An improvement in the worst-case running time is gained by completely removing the final loop. It is not immediately obvious that it is possible to remove the final loop, but I wrote a sketch of a correctness proof in the README for my code on GitHub. The idea is that the extra check during iteration over B while updating the frequency table together with the first check testing that both collections have the same size is sufficient to ensure that A is equal to B.

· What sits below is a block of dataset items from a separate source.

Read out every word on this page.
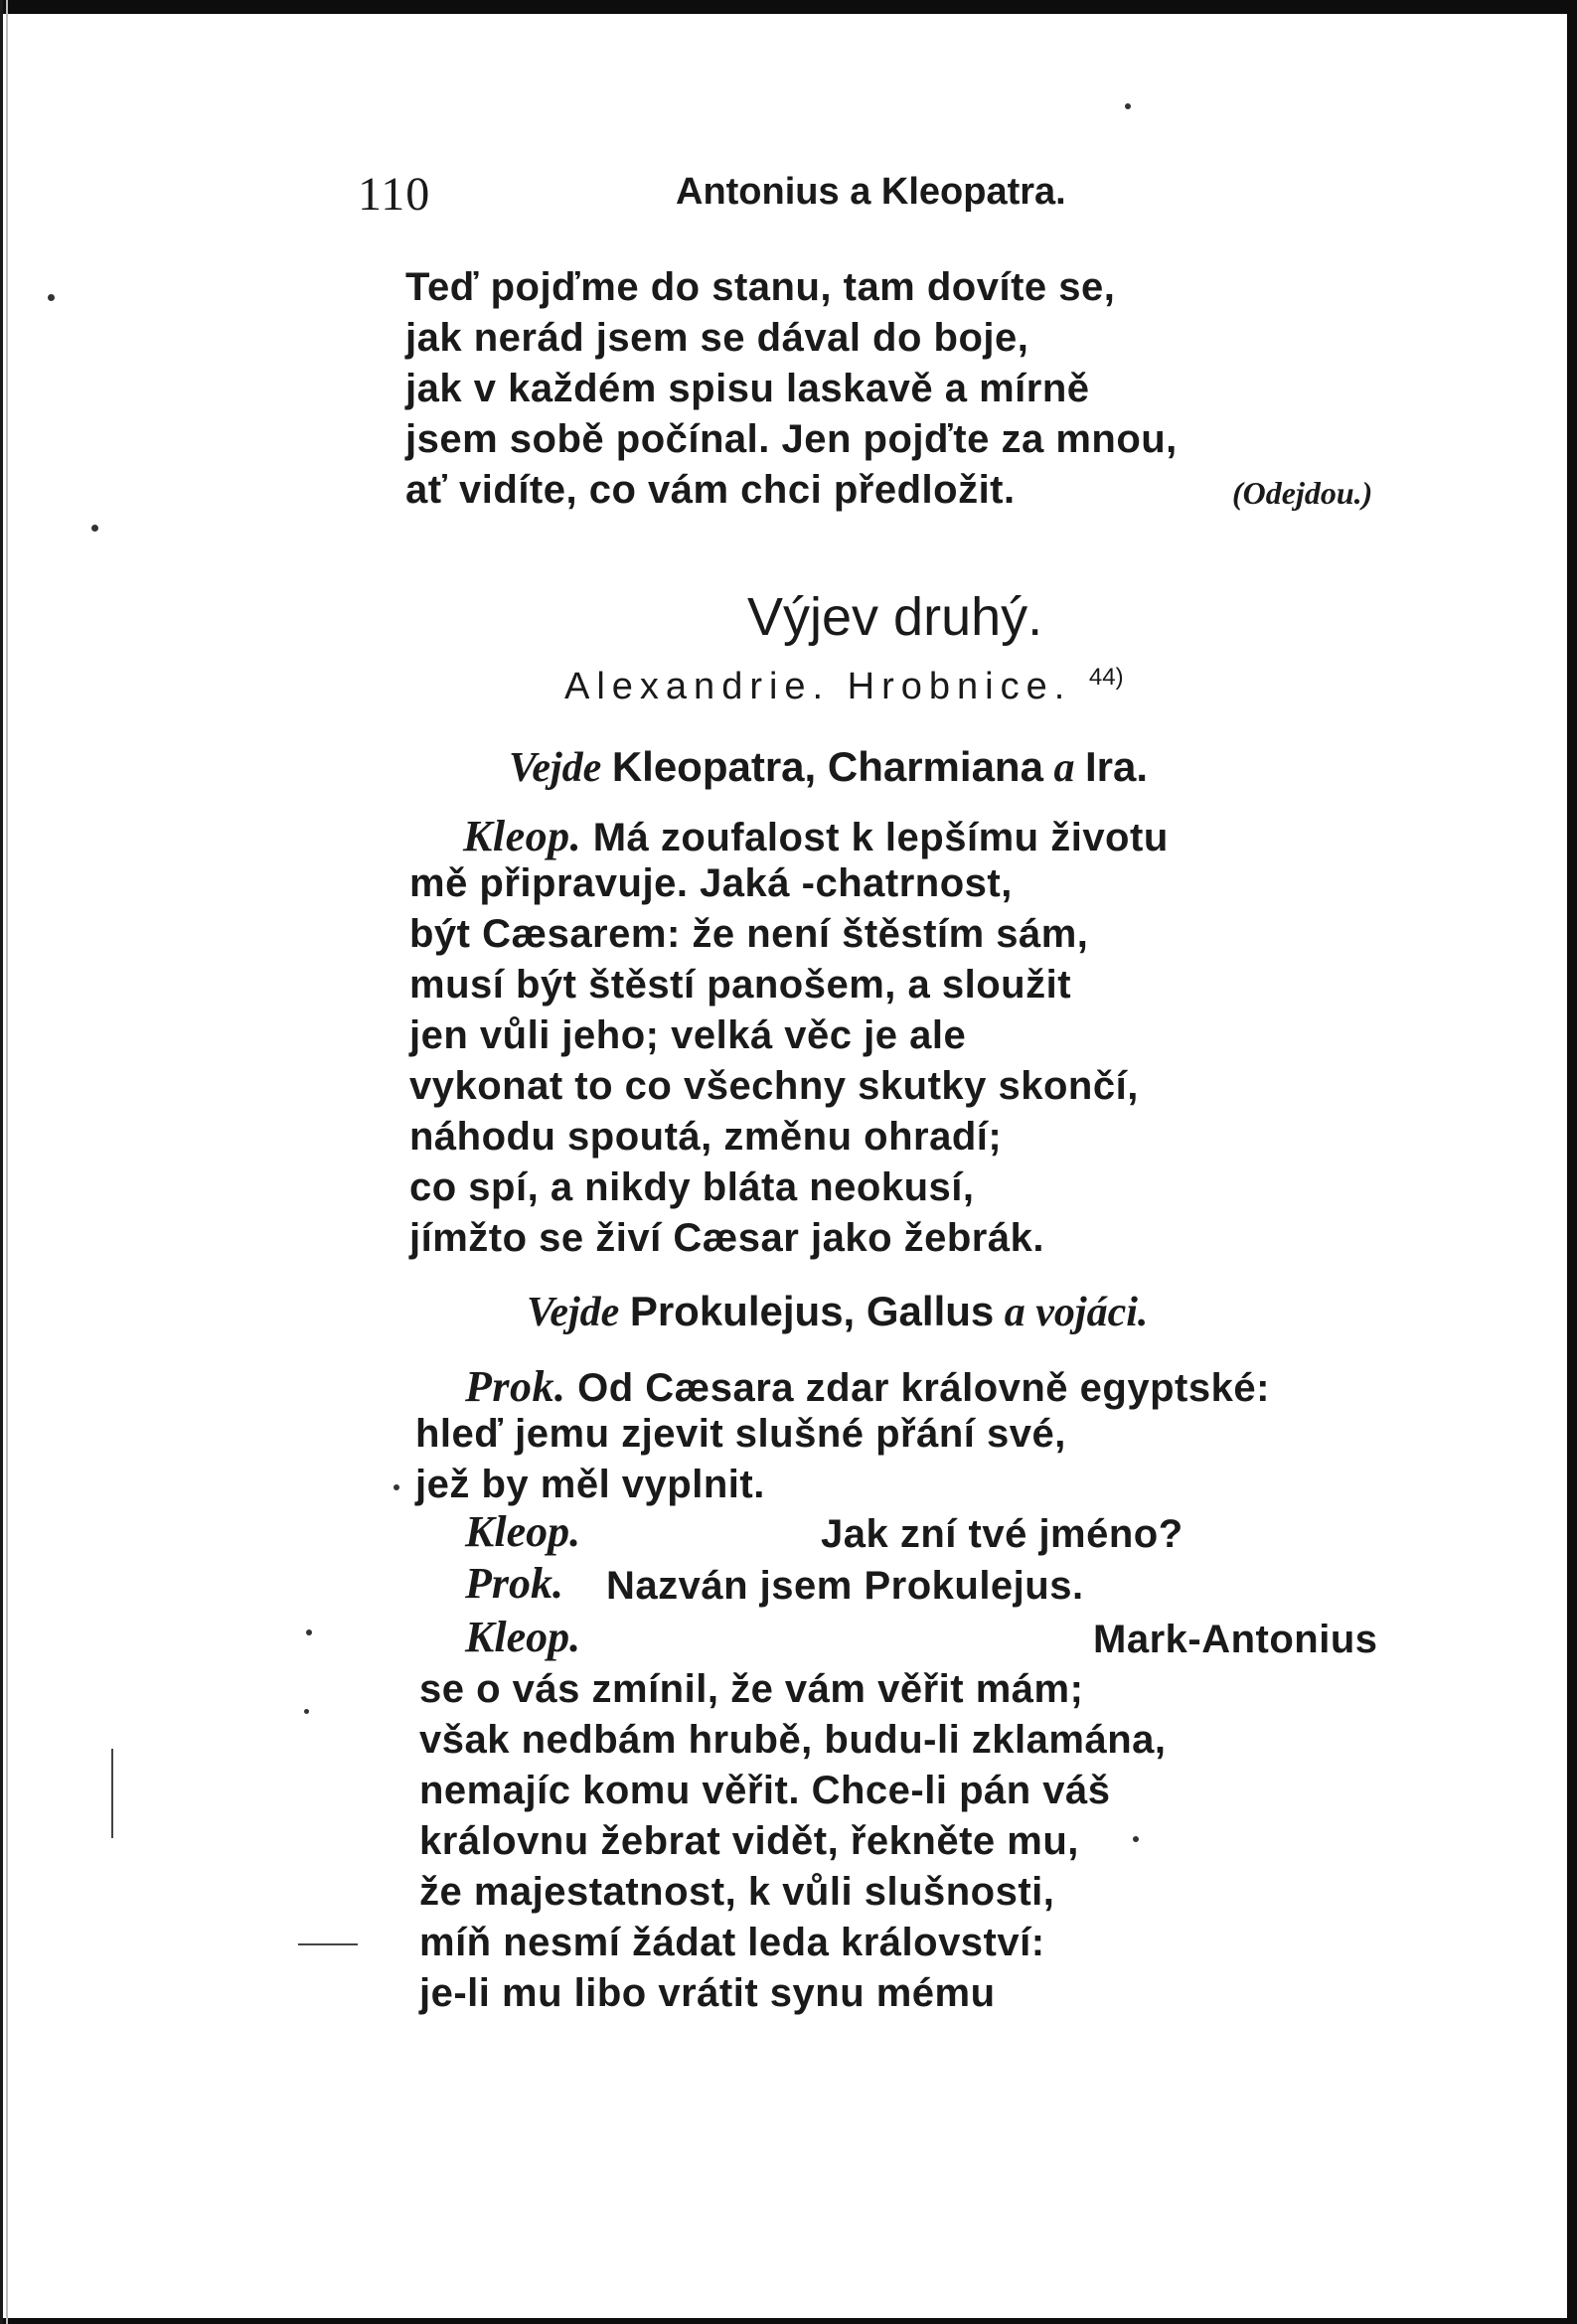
110	Antonius a Kleopatra.
Teď pojďme do stanu, tam dovíte se,
jak nerád jsem se dával do boje,
jak v každém spisu laskavě a mírně
jsem sobě počínal. Jen pojďte za mnou,
ať vidíte, co vám chci předložit.	(Odejdou.)
Výjev druhý.
Alexandrie. Hrobnice. $^{44)}$
Vejde Kleopatra, Charmiana a Ira.
Kleop. Má zoufalost k lepšímu životu
mě připravuje. Jaká -chatrnost,
být Cæsarem: že není štěstím sám,
musí být štěstí panošem, a sloužit
jen vůli jeho; velká věc je ale
vykonat to co všechny skutky skončí,
náhodu spoutá, změnu ohradí;
co spí, a nikdy bláta neokusí,
jímžto se živí Cæsar jako žebrák.
Vejde Prokulejus, Gallus a vojáci.
Prok. Od Cæsara zdar královně egyptské:
hleď jemu zjevit slušné přání své,
jež by měl vyplnit.
Kleop.	Jak zní tvé jméno?
Prok. Nazván jsem Prokulejus.
Kleop.	Mark-Antonius
se o vás zmínil, že vám věřit mám;
však nedbám hrubě, budu-li zklamána,
nemajíc komu věřit. Chce-li pán váš
královnu žebrat vidět, řekněte mu,
že majestatnost, k vůli slušnosti,
míň nesmí žádat leda království:
je-li mu libo vrátit synu mému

Let’s review the improved algorithm:

- Test that both A and B have equal size, if the sizes differ then A is not equal to B and we are done.
- Build a frequency table for collection A.
- For each element x in B:
- Subtract one from row x in the frequency table.
- If the frequency of x is now negative then A is not equal to B.

- If the algorithm did not already terminate, then A and B are equal.

## Implementation

Below is my implementation of the improved algorithm. Note that I use a `HashMap`

to implement the frequency table, it may be replaced by an `IdentityHashMap`

if you wish to use reference equality rather than object equality as the element equality condition.

```
boolean isEqualCollection(Collection<?> a, Collection<?> b) {
if (a.size() != b.size()) {
return false;
}
Map<Object, Integer> map = new HashMap<Object, Integer>();
for (Object o : a) {
Integer val = map.get(o);
int count;
if (val != null) {
count = val.intValue();
} else {
count = 0;
}
map.put(o, Integer.valueOf(count + 1));
}
for (Object o : b) {
Integer val = map.get(o);
int count;
if (val != null) {
count = val.intValue();
if (count == 0) {
return false;
}
} else {
return false;
}
map.put(o, Integer.valueOf(count - 1));
}
return true;
}
```

In conclusion, the above implementation is more efficient than the Apache Commons implementation because it uses less memory (by using only one `HashMap`

, rather than two), and avoids the final loop of the Apache algorithm. My algorithm can also return `false`

faster than the Apache algorithm.

Update (2016): I have published a Git repository with my algorithm and tests on GitHub (llbit/collection-comparison).

Update (2016, #2): I have revised my original algorithm. I found that it was possible to remove the check of the frequency table after iterating over the B collection. The algorithm description here has been updated. See the correctness proof sketch in the README of the Git repository for details.